Find all solutions of the following linear congruence $2x+3y≡1\pmod 7$

\begin{align} 2x+3y\equiv 1\bmod 7 &\iff 3y\equiv 1-2x\equiv 1+5x\bmod 7\\ &\iff y\equiv5(1+5x)\equiv5+4x \bmod 7 \end{align}

The last step is because $5$ is the inverse of $3\bmod 7$.

So this looks like a function. For every value of $x$ there is exactly one value of $y$ that makes the congruence hold.

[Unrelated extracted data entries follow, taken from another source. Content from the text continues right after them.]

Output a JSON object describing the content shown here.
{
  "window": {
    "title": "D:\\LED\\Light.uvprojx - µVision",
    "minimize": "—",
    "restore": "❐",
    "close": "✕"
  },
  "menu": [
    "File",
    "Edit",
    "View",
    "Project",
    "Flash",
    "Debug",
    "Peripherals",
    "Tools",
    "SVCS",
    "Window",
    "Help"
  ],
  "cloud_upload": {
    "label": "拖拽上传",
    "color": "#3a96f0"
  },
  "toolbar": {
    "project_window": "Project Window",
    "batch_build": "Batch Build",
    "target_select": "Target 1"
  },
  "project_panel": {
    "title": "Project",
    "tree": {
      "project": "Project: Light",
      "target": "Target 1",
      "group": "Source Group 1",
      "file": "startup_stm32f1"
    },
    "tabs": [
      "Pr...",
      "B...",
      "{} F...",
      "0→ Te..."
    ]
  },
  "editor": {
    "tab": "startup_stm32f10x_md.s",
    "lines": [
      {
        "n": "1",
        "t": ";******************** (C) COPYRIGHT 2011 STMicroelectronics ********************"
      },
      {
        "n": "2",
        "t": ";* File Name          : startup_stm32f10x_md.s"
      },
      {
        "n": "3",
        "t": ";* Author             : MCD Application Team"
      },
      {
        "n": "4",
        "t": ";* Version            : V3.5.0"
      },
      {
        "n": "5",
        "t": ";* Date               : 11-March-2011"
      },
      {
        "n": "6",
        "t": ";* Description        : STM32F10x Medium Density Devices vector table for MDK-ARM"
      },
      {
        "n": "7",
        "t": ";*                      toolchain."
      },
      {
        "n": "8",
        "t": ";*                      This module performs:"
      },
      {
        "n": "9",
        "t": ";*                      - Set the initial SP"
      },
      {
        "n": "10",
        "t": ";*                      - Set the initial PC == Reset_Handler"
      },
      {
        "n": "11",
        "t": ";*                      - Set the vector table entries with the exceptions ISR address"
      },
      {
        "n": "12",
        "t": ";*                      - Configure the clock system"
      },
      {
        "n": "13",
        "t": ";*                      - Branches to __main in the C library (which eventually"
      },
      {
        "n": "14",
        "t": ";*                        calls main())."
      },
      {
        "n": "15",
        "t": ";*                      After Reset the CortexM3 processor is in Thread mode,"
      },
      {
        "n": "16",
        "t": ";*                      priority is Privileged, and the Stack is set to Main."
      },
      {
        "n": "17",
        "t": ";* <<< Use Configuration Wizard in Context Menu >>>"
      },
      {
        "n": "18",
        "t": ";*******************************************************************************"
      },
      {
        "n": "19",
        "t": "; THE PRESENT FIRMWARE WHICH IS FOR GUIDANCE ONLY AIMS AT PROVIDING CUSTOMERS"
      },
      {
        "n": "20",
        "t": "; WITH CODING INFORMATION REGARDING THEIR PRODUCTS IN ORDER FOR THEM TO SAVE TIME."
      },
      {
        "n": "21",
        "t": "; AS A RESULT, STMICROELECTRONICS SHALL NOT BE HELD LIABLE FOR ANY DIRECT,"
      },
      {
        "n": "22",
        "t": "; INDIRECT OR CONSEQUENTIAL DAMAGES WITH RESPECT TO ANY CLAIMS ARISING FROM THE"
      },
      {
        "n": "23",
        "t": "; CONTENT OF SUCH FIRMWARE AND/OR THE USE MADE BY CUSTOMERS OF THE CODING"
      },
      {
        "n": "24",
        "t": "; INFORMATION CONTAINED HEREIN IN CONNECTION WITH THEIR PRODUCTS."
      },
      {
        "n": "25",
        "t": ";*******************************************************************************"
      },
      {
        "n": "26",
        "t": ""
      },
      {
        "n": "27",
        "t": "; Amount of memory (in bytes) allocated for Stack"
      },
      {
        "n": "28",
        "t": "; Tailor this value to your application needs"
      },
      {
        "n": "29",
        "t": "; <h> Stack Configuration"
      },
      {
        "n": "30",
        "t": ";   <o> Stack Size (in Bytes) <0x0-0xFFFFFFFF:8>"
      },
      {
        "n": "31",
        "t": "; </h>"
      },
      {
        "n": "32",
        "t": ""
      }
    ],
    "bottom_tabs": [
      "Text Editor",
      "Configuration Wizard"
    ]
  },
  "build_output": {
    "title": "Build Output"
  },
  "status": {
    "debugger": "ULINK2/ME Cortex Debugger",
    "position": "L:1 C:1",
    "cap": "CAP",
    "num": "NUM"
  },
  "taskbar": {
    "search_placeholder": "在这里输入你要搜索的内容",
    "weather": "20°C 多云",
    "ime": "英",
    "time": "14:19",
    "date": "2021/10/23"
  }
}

For congruences involving small coefficients, a bit of familiarity with numbers, a bit of trial and error, and knowledge of basic congruence theorems can save a lot of messing around with inverses. Here is how I would solve the problem. First rewrite it as $$2x\equiv1-3y\pmod7\ .$$ Now the congruence $2x\equiv a\pmod7$ has a unique solution for each $a$, because $2$ and $7$ are coprime. So the above congruence will be satisfied by one $x$ value for each $y$ value. To find a solution I would say, wouldn't it be nice if the RHS were even? - then I could just cancel $2$. So I would write $$2x\equiv 8+4y\pmod7\quad\Leftrightarrow\quad x\equiv4+2y\pmod7\ ,$$ and this is the solution.

Exercise. Repeat the working but starting "the other way round", that is, $$3y\equiv1-2x\pmod7\ .$$ You will probably find that you obtain a solution which looks different, then it would be a good idea to check that it is really the same.


This is the same as solving things as usual, note that

$$2x\equiv 1-3y\implies x\equiv 2^{-1}(1-3y)\mod 7$$

modulo $7$, the inverse of $2$ is $4$ since $2\cdot 4\equiv 1\mod 7$, so we get

$$x\equiv 4-12y\equiv 4-5y\mod y$$

So then your solutions are $\{(4-5y,y)\mod 7: 0\le y\le 6)\}$ If you prefer $x$ over $y$, then note $5y\equiv 4-x\mod 7$ by solving the highlighted equation for $x$, and you can as easily do $\{(x,5-3x)\mod 7 : 0\le x\le 6\}$.